Batı'da seyahatnâme türünün ilk örnekleri arasında Milattan sonra 1. ve 2. yüzyıllarda yaşayan Strabon ve Pausanias gibi Eski Yunanlı coğrafyacıların Antik Çağ halkları, ülkeleri ve inanışları üzerine değerli bilgiler içeren kitapları sayılabilir. Marko Polo'nun 13. yüzyılın sonlarına ait gezi yazıları ise, belirli bir edebî seviyesi yüksek olan ilk seyahatnamedir.

Türkçe yazılmış seyahatnâmelerin en önemlisi şüphesiz Evliya Çelebi’nin Seyahatname isimli kitabıdır.

Seyahatnâme grubundaki edebî eserlerin yazılmasına cumhuriyet döneminde de devam edilmiştir.

Cumhuriyet öncesi döneminin diğer önemli seyahatnâmeleri şöylece sıralanabilir: Seydi Ali Reis’in 1895’te kaleme aldığı  Miratü’l- Memâlik. Bu eser, Türk Alfabesi ile 1975’te yeniden basılmıştır. Hacı Mehmed Edip bin Mehmed Derviş’in 1808’de yayınlanan Menasikü’l-Hac. Nâbi’nin 1849’da yayınlanan eseri: Tuhfetü’l-Harameyn. Ahmed Mithad’ın 1890’da yazdığı; Avrupa’da Bir Cevelân. Ahmed İhsan (Tokgöz)’ün 1891’de yayınladığı Avrupa’da Neler Gördüm ?.  Cenab Şahbeddin’in 1909’da yazdığı Hac Yolunda.

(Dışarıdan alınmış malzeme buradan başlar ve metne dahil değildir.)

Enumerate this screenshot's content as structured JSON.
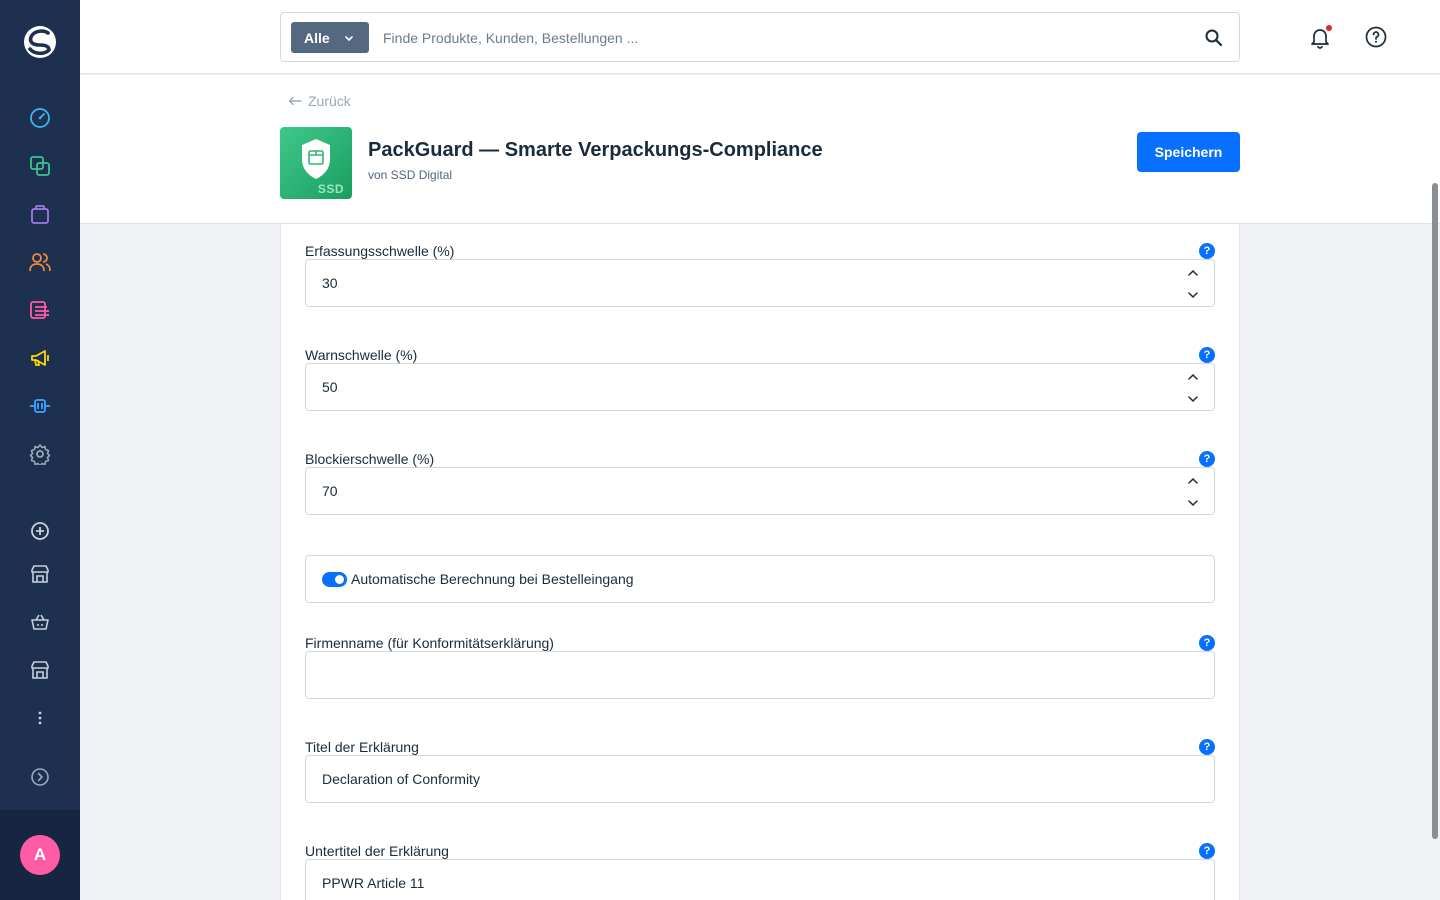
{
  "header": {
    "search_type": "Alle",
    "search_placeholder": "Finde Produkte, Kunden, Bestellungen ..."
  },
  "sidebar": {
    "items": [
      {
        "name": "dashboard",
        "color": "#3fb5f0"
      },
      {
        "name": "catalogues",
        "color": "#3ec28f"
      },
      {
        "name": "orders",
        "color": "#a47ae8"
      },
      {
        "name": "customers",
        "color": "#f28a3a"
      },
      {
        "name": "content",
        "color": "#ff5ca8"
      },
      {
        "name": "marketing",
        "color": "#ffd700"
      },
      {
        "name": "extensions",
        "color": "#3fa6ff"
      },
      {
        "name": "settings",
        "color": "#9aa8b5"
      }
    ],
    "avatar_initial": "A"
  },
  "smartbar": {
    "back_label": "Zurück",
    "app_title": "PackGuard — Smarte Verpackungs-Compliance",
    "app_vendor": "von SSD Digital",
    "app_logo_text": "SSD",
    "save_label": "Speichern"
  },
  "form": {
    "fields": [
      {
        "label": "Erfassungsschwelle (%)",
        "value": "30"
      },
      {
        "label": "Warnschwelle (%)",
        "value": "50"
      },
      {
        "label": "Blockierschwelle (%)",
        "value": "70"
      },
      {
        "label": "Firmenname (für Konformitätserklärung)",
        "value": ""
      },
      {
        "label": "Titel der Erklärung",
        "value": "Declaration of Conformity"
      },
      {
        "label": "Untertitel der Erklärung",
        "value": "PPWR Article 11"
      }
    ],
    "switch_label": "Automatische Berechnung bei Bestelleingang",
    "switch_on": true,
    "help_glyph": "?"
  },
  "colors": {
    "accent": "#0870ff",
    "sidebar_bg": "#1e3050"
  }
}
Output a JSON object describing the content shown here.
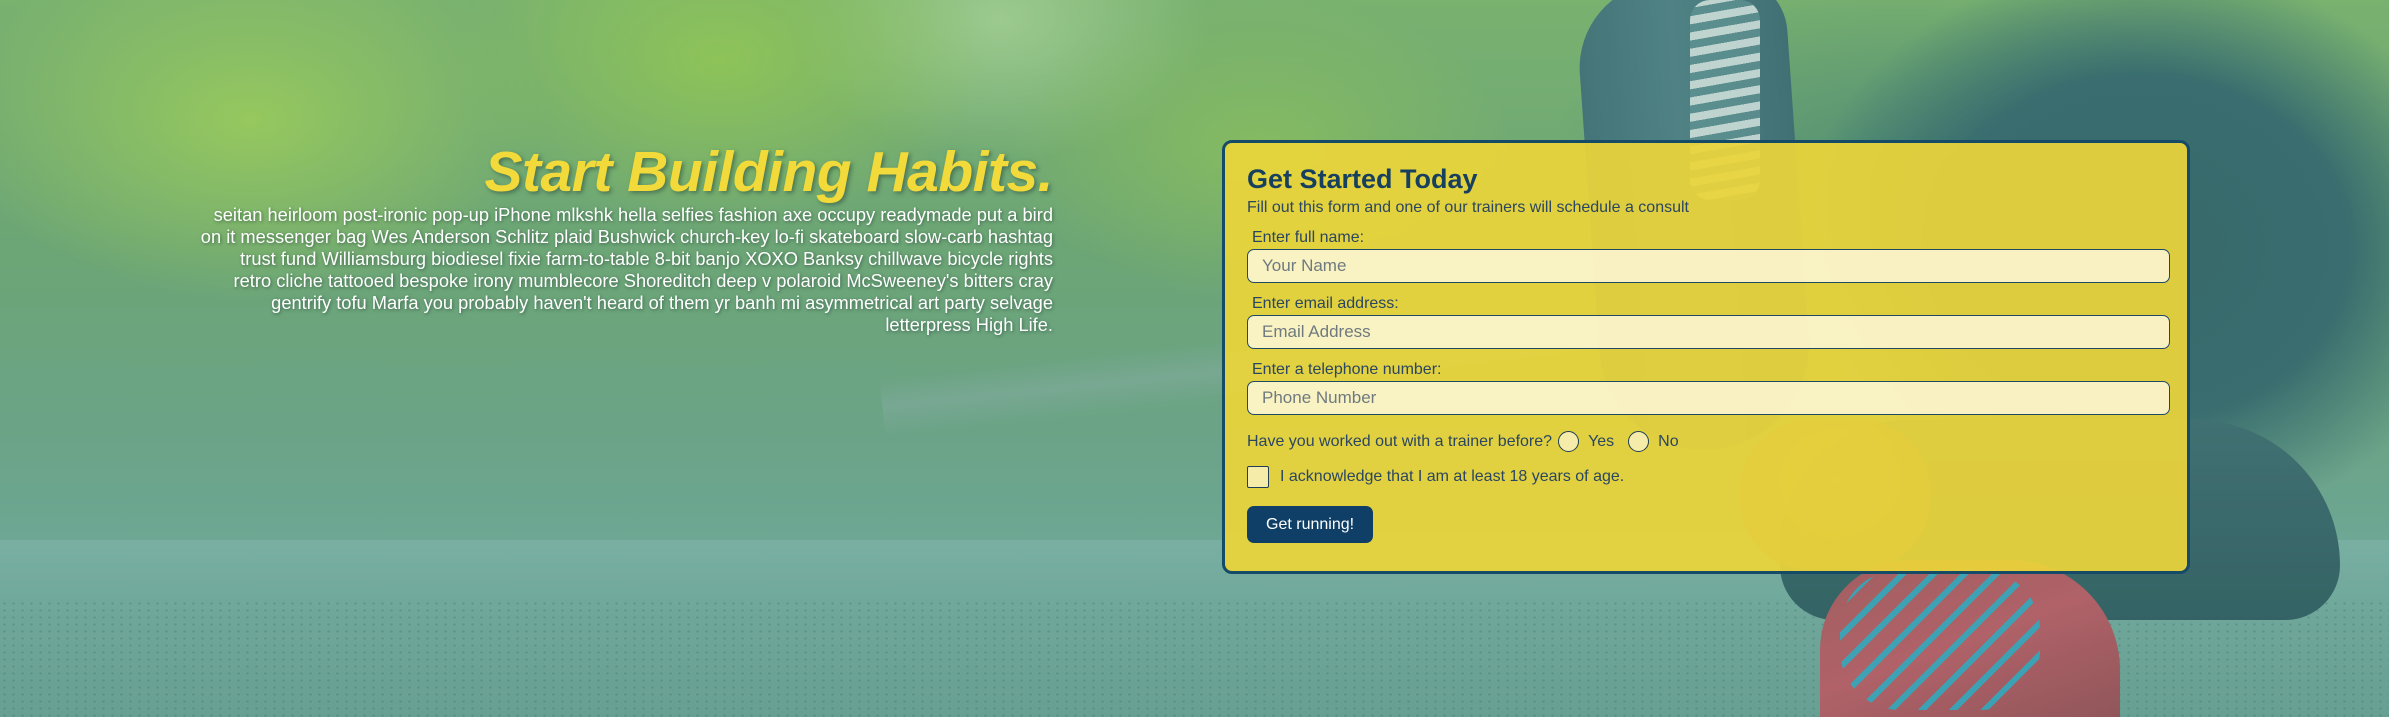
{
  "hero": {
    "heading": "Start Building Habits.",
    "body": "seitan heirloom post-ironic pop-up iPhone mlkshk hella selfies fashion axe occupy readymade put a bird on it messenger bag Wes Anderson Schlitz plaid Bushwick church-key lo-fi skateboard slow-carb hashtag trust fund Williamsburg biodiesel fixie farm-to-table 8-bit banjo XOXO Banksy chillwave bicycle rights retro cliche tattooed bespoke irony mumblecore Shoreditch deep v polaroid McSweeney's bitters cray gentrify tofu Marfa you probably haven't heard of them yr banh mi asymmetrical art party selvage letterpress High Life."
  },
  "form": {
    "title": "Get Started Today",
    "subtitle": "Fill out this form and one of our trainers will schedule a consult",
    "name_label": "Enter full name:",
    "name_placeholder": "Your Name",
    "email_label": "Enter email address:",
    "email_placeholder": "Email Address",
    "phone_label": "Enter a telephone number:",
    "phone_placeholder": "Phone Number",
    "trainer_question": "Have you worked out with a trainer before?",
    "option_yes": "Yes",
    "option_no": "No",
    "age_ack": "I acknowledge that I am at least 18 years of age.",
    "submit_label": "Get running!"
  },
  "colors": {
    "accent_yellow": "#f1da3a",
    "card_bg": "#ecd53a",
    "card_border": "#164b68",
    "button_bg": "#0f3f66"
  }
}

Cumhuriyet döneminde yayınlanan seyahatnâmelerin en önemlileri arasında; Falih Rıfkı Atay’ın Deniz Aşırı (1931), Taymis Kıyıları (1934), Bizim Akdeniz (1934), Tuna Kıyıları (1938),  Yolcu Defteri (1946), Ahmed Hâşim’in Franfurt Seyahatnâmesi (1933), Reşat Nuri Güntekin’in Anadolu Notları (1956), Nâdir Nâdi’nin İki Sovyet Rusya- İki Polanya (1935)  sayılabilir.

Seyahatnâme edebiyatımıza kazandırılan son dönemlerin en parlak eserlerinden biri; târihçi Prof. Dr. İlber Ortaylı tarafından kaleme alındı.

Eski Dünya Seyahatnâmesi isimli eserinde Ortaylı; Kırım, Ortadoğu, Mısır, Bahreyn, Yemen Yunanistan, Arnavutluk, Makedonya, Bosna, Macaristan, İran, Rusya, Azerbaycan,  İtalya, İspanya, Almanya, Çek Cumhuriyeti, Hindistan, Çin ve Japonya’ya yaptığı seyahatlerdeki izlenimlerini nakletmektedir.

İzlenimler, Halep, Şam, Kudüs, Girit, Selânik, Aynaroz, Mostar, Budapeşte, Isfahan, Venedik ve Endülüs… gibi  fantastik şehirlerin târihleri ile sınırlı kalmıyor. Bu şehirlerin mimarî dokusu ve insanların yaşayışları açısından Türk kültürü ile olan derin benzerlikler, şehir estetiği, çevre problemleri, ekoloji, beşerî ilişkiler ve târihte yaşanan huzurlu birlikteliklerin yeniden canlandırılmasını sağlayacak tavsiyeler de yer veriliyor.

Türkler, târih sahnesine çıktıkları dönemlerden itibâren seyahat hâlinde olmuşlardır. Eski Dünya Seyahatnâmesi, târih boyunca en çok seyahat eden milletlerin başında gelen Türklerin, bir başka özelliğini daha ortaya koyuyor: Türkler, seyahati sevdikleri gibi, seyahatnâme yazmayı da seviyorlar.  Bu işi, çok mükemmel yapıyorlar.